Maarten ’t Hart
The Night Tuner
An atmospheric love story about two people who find each other against all odds
Organ tuner Gabriel is sent by his employer from East Friesland to a small provincial town in South Holland. When he gets there, everything is foreign to him: the street names, the dreary clinking of anchor chains, the shrill sounds from the shipyards and factories, and most of all the people with their blunt, defensive answers to his questions.
He’s been asked to tune the church’s organ, built around 1730 by the famous organ builder Rudolf Garrels. Tuning these old organs is Gabriel’s speciality, but in order to do carry out his work, he needs an assistant who can press the keys of a certain stop while he adjusts the valves and pipes. Most assistants find the task of holding a single tone unbearably dull, but he’s been told that the sixteen-year-old girl recommended to him won’t mind. His client calls her mentally handicapped, but Gabriel soon notices that Lanna Edelenbos is incredibly musical and much smarter than the people around her think.
Lanna is accompanied by her mother, a moody Brazilian widow who, legend has it, was fished out of the sea by a captain while being chased by a crocodile.
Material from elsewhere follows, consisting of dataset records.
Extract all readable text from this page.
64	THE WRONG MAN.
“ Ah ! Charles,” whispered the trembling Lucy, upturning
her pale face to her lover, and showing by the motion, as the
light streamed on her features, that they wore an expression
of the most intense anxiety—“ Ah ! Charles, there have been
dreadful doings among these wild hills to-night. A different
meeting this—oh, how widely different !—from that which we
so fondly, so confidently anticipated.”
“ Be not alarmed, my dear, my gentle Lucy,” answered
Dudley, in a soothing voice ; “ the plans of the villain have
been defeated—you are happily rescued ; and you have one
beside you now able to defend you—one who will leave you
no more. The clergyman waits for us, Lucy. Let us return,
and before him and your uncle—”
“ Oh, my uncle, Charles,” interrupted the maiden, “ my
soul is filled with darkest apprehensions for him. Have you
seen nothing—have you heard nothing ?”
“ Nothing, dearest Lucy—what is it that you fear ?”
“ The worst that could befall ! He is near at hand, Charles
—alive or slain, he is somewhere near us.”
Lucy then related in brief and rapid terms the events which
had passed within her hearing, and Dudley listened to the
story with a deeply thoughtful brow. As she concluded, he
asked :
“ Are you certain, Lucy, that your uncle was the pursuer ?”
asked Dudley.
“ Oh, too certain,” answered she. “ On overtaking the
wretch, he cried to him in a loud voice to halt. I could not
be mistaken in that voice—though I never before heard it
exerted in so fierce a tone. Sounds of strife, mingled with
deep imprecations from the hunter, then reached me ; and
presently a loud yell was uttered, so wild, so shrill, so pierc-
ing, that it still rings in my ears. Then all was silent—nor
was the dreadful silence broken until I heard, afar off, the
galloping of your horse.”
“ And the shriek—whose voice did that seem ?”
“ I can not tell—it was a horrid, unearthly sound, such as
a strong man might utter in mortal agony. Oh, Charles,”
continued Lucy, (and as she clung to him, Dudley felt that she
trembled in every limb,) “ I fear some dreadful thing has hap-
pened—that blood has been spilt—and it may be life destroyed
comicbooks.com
Gabriel soon falls for the widow Gracinha, taken by her beauty and her grammatically flawed but idiomatically rich way of speaking.
With all the noise around him, tuning becomes more difficult and certainly more time-consuming. Gabriel’s relationship with the widow is not appreciated by everyone. He starts being followed, receiving anonymous threats and is even pushed into the water at the harbour. The source of the danger turns out to be completely unexpected. Undaunted, our anti-hero manages to save himself by, among other things, hurling a colossal edition of the psalms by Johannes Worp. Ultimately, he leaves town with the greatest prize, the epitome of Brazilian beauty.
With his masterful use of language, particularly in capturing the voices of the townspeople and the widow and the outlandish atmosphere in the town, ’t Hart delivers a witty, typically Dutch version of Joanne Harris’s Chocolat novels or Marcel Pagnol’s films.